Cuando llegamos a mi coche, me ocupé de abrir el maletero, para meter la mochila y, tras cerrar la puerta, le entregué las llaves para que condujera, aunque me dio la impresión de que ya iba con idea de ser el copiloto. Sin embargo, por lo que había hablado con mis amigas, éstas me habían asegurado que ya se había sacado el permiso de conducir y que, por lo tanto, aquella concesión por mi parte era un riesgo controlado. No tenía muy claro el concepto que tenía de sí mismo, pero por mi parte estaba dispuesta a sacar lo mejor de él, que me diera argumentos que contrarrestasen las objeciones que mis padres me dieran el domingo por la tarde cuando me enfrentase a ellos a la hora de tratar el asunto de mi nueva relación.

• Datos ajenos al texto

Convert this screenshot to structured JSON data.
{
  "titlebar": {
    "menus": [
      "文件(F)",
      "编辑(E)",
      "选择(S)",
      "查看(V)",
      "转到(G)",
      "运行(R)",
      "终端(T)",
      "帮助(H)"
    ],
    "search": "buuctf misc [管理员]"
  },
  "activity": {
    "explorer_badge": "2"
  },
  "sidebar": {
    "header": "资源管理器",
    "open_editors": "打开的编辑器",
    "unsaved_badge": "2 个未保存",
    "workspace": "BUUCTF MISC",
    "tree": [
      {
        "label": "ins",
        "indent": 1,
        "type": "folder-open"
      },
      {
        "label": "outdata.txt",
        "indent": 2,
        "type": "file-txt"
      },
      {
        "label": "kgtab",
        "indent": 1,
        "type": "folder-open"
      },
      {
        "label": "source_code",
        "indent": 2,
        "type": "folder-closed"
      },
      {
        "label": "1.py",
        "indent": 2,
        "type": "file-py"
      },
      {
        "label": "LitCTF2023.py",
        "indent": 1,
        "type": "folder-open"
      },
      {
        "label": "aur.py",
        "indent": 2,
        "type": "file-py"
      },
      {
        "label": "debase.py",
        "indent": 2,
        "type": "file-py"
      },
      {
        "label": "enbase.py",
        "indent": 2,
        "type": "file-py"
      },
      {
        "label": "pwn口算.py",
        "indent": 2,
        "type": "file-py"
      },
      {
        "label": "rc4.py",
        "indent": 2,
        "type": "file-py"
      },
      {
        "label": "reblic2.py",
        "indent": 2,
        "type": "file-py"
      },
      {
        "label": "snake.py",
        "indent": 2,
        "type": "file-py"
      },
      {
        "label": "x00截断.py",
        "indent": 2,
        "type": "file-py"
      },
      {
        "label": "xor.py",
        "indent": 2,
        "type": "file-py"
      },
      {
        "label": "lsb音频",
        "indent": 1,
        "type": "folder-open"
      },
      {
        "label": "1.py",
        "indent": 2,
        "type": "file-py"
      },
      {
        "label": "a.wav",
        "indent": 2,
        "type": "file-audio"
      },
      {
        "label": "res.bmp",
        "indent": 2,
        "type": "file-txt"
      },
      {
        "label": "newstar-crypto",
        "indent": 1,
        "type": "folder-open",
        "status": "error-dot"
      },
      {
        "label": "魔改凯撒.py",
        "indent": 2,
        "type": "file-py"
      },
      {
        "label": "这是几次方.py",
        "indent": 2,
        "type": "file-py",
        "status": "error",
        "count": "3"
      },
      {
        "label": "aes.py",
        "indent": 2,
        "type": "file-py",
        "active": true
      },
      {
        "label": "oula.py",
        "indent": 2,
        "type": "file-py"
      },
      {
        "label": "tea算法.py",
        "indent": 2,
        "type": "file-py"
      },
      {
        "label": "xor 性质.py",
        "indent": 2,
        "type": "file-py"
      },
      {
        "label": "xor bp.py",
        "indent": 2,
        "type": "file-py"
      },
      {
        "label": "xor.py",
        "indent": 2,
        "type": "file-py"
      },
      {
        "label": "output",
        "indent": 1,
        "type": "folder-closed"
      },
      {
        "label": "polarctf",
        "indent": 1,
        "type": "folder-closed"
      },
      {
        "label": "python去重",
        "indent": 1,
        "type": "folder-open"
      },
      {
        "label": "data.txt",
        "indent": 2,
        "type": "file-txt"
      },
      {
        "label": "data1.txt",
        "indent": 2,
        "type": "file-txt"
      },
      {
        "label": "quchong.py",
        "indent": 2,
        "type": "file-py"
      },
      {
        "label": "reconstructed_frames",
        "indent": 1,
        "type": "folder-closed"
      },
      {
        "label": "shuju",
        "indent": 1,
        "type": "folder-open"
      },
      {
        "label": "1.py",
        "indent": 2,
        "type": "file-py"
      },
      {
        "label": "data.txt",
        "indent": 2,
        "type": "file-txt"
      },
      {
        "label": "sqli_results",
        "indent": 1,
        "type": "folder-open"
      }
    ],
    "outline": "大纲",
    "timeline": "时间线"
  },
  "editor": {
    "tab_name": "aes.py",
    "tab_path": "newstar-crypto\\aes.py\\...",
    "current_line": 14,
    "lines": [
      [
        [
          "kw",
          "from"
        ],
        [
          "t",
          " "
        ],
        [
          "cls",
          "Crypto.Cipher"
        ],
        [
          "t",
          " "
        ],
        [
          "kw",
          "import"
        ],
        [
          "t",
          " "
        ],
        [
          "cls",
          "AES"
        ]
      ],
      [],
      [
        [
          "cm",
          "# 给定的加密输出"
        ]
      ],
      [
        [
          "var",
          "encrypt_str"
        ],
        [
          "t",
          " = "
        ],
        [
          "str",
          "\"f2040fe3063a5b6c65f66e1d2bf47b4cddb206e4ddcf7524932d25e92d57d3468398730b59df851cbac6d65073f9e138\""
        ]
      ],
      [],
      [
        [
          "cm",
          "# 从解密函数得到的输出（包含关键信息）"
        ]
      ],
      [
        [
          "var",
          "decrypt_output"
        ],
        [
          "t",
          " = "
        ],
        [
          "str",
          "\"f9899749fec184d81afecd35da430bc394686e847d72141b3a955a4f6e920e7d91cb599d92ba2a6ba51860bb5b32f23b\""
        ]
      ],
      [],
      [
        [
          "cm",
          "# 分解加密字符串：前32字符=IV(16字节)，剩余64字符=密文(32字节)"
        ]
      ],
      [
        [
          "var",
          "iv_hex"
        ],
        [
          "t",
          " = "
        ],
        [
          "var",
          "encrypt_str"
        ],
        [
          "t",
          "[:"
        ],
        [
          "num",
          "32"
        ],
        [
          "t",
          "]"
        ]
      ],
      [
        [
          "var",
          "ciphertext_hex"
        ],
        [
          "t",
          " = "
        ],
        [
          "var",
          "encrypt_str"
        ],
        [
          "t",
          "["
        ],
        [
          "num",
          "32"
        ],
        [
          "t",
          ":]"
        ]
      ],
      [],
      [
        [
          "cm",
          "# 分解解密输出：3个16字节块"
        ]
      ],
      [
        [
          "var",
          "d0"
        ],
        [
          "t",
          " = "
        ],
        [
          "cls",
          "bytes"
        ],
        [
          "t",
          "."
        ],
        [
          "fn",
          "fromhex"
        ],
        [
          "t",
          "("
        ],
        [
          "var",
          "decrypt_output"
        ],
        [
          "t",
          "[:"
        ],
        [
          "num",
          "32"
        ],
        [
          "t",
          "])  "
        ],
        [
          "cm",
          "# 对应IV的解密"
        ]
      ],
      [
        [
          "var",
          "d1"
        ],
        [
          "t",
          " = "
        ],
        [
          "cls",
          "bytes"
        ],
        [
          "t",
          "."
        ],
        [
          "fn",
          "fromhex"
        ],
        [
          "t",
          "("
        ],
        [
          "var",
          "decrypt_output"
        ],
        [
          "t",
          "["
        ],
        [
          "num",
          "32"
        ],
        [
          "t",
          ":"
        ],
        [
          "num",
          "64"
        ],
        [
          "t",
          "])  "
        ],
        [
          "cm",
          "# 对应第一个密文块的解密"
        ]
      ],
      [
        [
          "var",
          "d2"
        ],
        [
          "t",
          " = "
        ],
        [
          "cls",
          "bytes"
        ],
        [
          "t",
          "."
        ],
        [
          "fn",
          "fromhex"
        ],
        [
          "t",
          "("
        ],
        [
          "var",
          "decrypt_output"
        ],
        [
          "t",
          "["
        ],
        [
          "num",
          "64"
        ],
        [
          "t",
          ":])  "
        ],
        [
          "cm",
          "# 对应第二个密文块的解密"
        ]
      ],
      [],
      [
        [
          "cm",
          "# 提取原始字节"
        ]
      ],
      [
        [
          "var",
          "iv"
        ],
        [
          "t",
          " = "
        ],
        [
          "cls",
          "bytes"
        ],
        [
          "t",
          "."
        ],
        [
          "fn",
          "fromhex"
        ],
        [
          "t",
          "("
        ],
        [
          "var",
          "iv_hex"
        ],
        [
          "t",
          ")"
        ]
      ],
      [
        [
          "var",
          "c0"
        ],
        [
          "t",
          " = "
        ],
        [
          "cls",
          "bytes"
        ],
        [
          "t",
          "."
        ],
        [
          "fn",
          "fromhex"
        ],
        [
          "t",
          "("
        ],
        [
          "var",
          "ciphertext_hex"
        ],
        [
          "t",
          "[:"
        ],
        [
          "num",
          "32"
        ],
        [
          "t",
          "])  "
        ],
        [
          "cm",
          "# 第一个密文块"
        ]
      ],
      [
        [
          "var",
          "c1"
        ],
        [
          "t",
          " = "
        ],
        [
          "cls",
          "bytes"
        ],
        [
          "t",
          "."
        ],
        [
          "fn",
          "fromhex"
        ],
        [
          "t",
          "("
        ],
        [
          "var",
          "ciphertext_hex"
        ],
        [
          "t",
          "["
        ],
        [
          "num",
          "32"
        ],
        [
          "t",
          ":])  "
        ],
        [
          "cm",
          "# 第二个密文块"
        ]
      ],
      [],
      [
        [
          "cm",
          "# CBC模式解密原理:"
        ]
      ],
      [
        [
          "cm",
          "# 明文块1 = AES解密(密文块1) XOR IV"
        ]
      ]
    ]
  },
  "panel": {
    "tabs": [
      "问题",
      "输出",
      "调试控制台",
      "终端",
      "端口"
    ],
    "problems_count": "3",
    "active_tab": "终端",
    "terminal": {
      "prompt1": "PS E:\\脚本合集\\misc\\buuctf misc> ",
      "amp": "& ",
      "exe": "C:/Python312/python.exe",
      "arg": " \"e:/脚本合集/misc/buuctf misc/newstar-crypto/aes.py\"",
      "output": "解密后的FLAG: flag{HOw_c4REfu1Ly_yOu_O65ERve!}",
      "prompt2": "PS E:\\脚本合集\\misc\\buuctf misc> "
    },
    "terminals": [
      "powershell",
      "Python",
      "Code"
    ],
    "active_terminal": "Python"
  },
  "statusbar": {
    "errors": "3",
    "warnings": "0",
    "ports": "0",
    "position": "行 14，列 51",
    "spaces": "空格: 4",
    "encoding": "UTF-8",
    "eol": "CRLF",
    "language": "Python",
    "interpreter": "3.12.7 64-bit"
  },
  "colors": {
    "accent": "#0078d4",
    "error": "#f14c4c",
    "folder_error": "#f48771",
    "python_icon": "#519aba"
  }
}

Quizá les hubiera parecido un chico un tanto acobardado, pero, si le había considerado apto para conducir un coche, por mi parte no encontraba razón para que no sintiera que estaba a la altura de las mejores expectativas. No me costó mucho convencerle, aunque al principio se resistiera un poco, pero se trataba de mi coche y yo no estaba dispuesta a conducir aquella noche, por lo que, si tenía prisa porque nos marchásemos, mejor que no discutiera conmigo.
Por la ruta más corta desde mi casa hasta la Casa de Ejercicios no se tardaba más de cinco minutos. Sin embargo, a pesar de lo tarde que se nos hacía, me pareció buena idea que diésemos un rodeo, una vuelta por el barrio, tal y como me hubiera hecho ilusión que hiciéramos en aquella visita del mes de mayo para la que me había dado plantón. Quería y necesitaba que conociera un poco más, el lugar donde me había criado y se hiciera una idea un poco más clara de cómo era la chica de quien se había enamorado, que mi vida no se había limitado a ir a misa a la parroquia del barrio ni a alguna que otra escapada a Toledo. Era una chica con un pasado, con una vida que no había compartido con él y de la que no tenía muy claro que estuviera muy enterado. Por allí estaba la panadería donde compraba el pan a diario; mi colegio; mi instituto; el parque donde jugaba de pequeña; donde quedaba con las amigas y por donde me gustaba pasear; el bar donde alguna que otra vez me reunía con las amigas a charlar; la tienda donde acostumbraba a comprarme la ropa. En definitiva, mi vida cotidiana, incluso nos acercamos por el edificio donde estaba la gestoría de mis padres en la que trabajaba. No pude aludir a mi etapa universitaria porque ésta había sido en otra ciudad y, de hecho, Manuel no me hizo ninguna mención al respecto, por lo que supuse que daba por sentado que sabía que mis padres no me tenían en la gestoría como chica de los recados ni como una simple secretaria. Ocupaba un puesto de responsabilidad, al igual que mi hermano José.